Jun 25, 2017 Last Updated 2:29 PM, Apr 22, 2017

Jorus Mabiala ou le porte-parole du passé

Publié dans Portrait

Conteur, musicien, danseur, Jorus Mabiala invite à le rejoindre sur scène sous le M'bongui, l'arbre à palabre d'Afrique centrale. Lui, est né au Congo Brazzaville, la capitale de la France libre.

 

Son passé colonial ne lui pose aucun problème. Loin de là, son discours pourrait  heurter plus d’un mais conforter d’autres dont certains dirigeants politiques de l’hexagone. « Pour moi, il est nécessaire de reconnaître les points positifs de la présence française au Congo. Être associé à l’histoire d’un grand pays comme la France mérite d’être rappelé chaque fois que l’occasion se présente».

Quand on évoque son adolescence, cet enfant né dans les années 70, à l’heure où dans les pays riches, la jeunesse réclamait plus de liberté, toute sorte de libertés, on comprend vite que les préoccupations des congolais à cette époque étaient toutes autres. Lui était trop jeune pour savoir ce qui se tramait par delà les mers, tout là-bas à l’horizon lointain. Il n’en saura pas plus dans les années 80. Par contre, avec l’âge et le recul, il commente son époque : «  Tous ceux qui, comme moi  sont nés au milieu des années 70, font partie de cette génération de l’ennui de nos aînés, où l’on croyait que la vie se résumait à l’école, aux études pour devenir  soit enseignant  soit fonctionnaire de l’état.

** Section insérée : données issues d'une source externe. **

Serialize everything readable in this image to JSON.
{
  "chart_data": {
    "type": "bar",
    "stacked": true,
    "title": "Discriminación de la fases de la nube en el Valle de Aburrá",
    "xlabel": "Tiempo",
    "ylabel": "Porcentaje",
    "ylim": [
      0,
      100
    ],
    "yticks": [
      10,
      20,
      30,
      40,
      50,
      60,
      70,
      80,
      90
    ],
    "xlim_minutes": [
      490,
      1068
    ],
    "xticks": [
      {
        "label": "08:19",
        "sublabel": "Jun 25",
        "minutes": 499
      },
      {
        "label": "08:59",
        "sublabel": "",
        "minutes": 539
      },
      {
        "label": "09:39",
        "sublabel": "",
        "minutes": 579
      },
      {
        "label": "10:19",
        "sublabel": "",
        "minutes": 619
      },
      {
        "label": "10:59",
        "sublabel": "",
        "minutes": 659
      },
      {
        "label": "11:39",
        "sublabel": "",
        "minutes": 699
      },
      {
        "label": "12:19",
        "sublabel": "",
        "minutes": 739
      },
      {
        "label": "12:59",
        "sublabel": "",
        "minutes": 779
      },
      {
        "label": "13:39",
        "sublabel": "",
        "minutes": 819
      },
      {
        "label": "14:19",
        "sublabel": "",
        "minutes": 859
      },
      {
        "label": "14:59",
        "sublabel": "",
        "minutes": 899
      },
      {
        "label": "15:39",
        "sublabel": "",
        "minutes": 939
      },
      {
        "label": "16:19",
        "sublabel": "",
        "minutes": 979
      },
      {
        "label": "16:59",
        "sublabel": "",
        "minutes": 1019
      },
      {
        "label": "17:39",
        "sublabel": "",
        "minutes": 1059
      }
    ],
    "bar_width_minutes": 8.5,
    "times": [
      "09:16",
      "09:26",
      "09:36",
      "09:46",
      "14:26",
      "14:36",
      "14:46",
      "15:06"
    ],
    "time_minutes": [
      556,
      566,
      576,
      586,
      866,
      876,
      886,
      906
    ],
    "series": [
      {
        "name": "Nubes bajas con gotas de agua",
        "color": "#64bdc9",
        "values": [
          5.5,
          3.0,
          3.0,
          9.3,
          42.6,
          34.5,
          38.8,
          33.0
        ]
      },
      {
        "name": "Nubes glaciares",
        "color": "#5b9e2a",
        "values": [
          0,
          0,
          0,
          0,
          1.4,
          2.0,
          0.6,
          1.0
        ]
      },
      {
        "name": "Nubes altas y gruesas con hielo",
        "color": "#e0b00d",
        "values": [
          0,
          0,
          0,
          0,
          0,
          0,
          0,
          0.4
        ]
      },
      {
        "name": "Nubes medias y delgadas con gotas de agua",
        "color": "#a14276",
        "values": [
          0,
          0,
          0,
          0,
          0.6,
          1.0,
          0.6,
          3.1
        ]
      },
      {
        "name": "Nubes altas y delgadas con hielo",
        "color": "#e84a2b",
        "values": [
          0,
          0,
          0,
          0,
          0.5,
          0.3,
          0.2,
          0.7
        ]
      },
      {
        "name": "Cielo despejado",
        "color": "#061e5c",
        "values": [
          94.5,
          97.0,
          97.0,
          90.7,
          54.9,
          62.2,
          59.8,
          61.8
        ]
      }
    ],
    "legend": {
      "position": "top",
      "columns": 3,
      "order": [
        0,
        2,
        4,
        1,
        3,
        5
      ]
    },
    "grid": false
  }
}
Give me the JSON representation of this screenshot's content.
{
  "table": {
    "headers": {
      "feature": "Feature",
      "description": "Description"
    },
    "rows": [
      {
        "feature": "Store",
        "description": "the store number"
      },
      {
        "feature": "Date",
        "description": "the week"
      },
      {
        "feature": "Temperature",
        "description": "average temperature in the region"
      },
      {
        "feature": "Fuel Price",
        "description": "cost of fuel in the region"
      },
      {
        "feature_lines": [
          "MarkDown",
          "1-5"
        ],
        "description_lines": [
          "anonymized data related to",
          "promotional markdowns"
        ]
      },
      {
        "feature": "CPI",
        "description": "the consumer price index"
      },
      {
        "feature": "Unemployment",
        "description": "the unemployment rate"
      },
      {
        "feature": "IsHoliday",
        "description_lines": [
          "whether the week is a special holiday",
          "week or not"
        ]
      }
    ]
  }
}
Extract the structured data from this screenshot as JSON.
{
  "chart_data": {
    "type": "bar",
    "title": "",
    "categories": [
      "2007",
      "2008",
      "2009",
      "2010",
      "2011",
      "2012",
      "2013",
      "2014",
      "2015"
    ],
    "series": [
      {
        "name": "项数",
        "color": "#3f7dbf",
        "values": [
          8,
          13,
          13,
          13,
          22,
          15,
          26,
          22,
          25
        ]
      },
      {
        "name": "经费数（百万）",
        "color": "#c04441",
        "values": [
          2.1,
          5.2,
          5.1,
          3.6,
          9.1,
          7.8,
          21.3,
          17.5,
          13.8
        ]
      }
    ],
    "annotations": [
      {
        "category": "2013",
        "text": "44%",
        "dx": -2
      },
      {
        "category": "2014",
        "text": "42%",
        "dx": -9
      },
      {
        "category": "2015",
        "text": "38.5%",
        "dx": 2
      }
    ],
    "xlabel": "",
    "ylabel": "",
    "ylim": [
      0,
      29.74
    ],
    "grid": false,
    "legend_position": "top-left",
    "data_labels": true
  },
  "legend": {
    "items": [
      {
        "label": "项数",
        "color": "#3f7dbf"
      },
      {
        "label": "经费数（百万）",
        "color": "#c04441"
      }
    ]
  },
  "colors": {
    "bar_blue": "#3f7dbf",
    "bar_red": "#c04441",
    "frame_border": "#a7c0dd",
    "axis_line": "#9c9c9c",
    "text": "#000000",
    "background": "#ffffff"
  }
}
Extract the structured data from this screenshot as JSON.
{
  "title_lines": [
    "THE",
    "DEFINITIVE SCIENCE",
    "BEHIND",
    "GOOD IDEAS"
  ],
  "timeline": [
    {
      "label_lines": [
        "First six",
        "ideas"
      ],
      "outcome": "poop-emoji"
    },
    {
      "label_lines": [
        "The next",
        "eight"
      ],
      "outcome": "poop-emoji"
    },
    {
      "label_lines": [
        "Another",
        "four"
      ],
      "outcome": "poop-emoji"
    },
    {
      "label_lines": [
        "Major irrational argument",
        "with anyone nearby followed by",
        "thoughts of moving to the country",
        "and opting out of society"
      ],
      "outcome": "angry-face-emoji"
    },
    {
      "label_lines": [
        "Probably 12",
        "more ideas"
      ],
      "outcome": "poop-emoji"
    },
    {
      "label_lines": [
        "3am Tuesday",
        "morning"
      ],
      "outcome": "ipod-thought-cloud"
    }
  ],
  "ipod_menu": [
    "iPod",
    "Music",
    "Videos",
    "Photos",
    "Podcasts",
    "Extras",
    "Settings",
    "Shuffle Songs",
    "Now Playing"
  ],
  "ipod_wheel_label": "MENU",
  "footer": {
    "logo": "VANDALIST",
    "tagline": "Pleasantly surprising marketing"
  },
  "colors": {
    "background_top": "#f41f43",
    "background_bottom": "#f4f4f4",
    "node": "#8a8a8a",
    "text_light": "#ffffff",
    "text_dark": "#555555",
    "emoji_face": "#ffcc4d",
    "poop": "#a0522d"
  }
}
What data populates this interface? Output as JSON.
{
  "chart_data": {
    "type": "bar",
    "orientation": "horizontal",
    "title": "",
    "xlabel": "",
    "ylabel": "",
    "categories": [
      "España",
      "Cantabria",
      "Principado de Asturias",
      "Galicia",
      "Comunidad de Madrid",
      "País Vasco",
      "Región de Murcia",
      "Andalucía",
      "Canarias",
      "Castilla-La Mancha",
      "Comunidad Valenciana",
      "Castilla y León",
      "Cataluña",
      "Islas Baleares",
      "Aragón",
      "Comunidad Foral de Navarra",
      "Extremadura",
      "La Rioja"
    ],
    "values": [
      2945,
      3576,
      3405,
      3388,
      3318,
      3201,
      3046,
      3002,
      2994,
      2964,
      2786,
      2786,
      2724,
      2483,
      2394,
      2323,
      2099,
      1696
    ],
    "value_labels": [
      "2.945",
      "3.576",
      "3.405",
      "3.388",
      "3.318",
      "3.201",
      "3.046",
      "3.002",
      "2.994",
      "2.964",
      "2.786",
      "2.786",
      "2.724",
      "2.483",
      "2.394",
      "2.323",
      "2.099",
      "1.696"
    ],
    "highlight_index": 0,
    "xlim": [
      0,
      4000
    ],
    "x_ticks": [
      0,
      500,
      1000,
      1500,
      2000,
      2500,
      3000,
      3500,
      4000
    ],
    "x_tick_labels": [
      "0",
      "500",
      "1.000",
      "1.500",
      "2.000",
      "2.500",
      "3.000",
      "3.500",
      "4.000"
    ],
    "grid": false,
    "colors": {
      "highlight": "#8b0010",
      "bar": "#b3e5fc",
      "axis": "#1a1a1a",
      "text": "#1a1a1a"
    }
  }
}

Si ce trentenaire dont la voix trahit la force et l’énergie dénonce cette situation, il n’éprouve cependant aucun ressentiment à l’égard de ses ainés. Il aurait préféré malgré tout se construire lui-même pour aboutir à une réflexion personnelle. Ce qu’il fera par la suite en devenant une bête de scène. « On avait nos héros faits de toute pièce : Thomas Sankara, Che Guevara... Nos ainés avaient déjà mené des combats pour nous et voilà qu’ils rêvaient en nous. Toute la réflexion au sujet de notre avenir était déjà faite et nous, gamins de cette époque  étions obligés de consommer ».

Il fallait réagir, mais comment se demandait-il ? Jorus Mabiala reconnaît, malgré tout, faire partie des privilégiés du Congo. A 16 ans ce passionné de théâtre, lisait « Le combat de nègre et de chiens » de Bernard-Marie Koltès, « Le coup de vieux » de Caya Makhélé et Sony Labou Tansi … Le double discours des anciens : allez à l’université, prenez  les armes pour protéger votre pouvoir, loin de le décourager, lui a surtout permis de choisir sa voie. Celle de s’exprimer librement. Pour ce, il fallait sortir du lot :

« J’évoluais au sein d’une compagnie de théâtre, trop nombreux, nos représentations se limitaient aux villes avoisinantes. Et moi je rêvais d’aller loin, toujours plus loin dans les coins et recoins où le public ignorerait  jusqu’au mot théâtre ».

En 1998, ce congolais devient le conteur du Centre culturel français de Pointe-Noire. Partir ailleurs, Jorus Mabiala le fera. Mieux encore il jouera sur scène dans de nombreux pays africains mais aussi en Europe où il vit depuis. Son installation dans le sud de la France, c’est l’histoire d’une rencontre avec un jeune volontaire avec qui il collabore dans le cadre du projet « intervention pédagogique ». Sur le terrain, Jorus se heurte à une armada de commissaires qui lui réclame un diplôme. Pour se faire accepter et être reconnu, cet artiste à qui le destin a donné un coup de pouce, a du faire ses preuves sous l’œil attentif de contrôleurs régionaux. Depuis, il intervient dans les écoles à Marseille pour transmettre la passion et le rythme à des artistes en herbe.

Il crée en 1996 Africa Graffitis avec ses frères et en 2000 le festival Retour au M’bongui. Cet artiste s'érige en véritable porteur de la culture du peuple Bantu, de ses contes et légendes.

Des projets il en a plein la tête, il réfléchit à l’enregistrement des contes de son père qui lui a transmis la passion de conter. C’est un devoir de mémoire pour celui qu’il qualifie affectueusement d’adversaire privilégié. D’ailleurs être conteur pour Jorus Mabiala c’est être le porte-parole du passé, du présent et même du futur.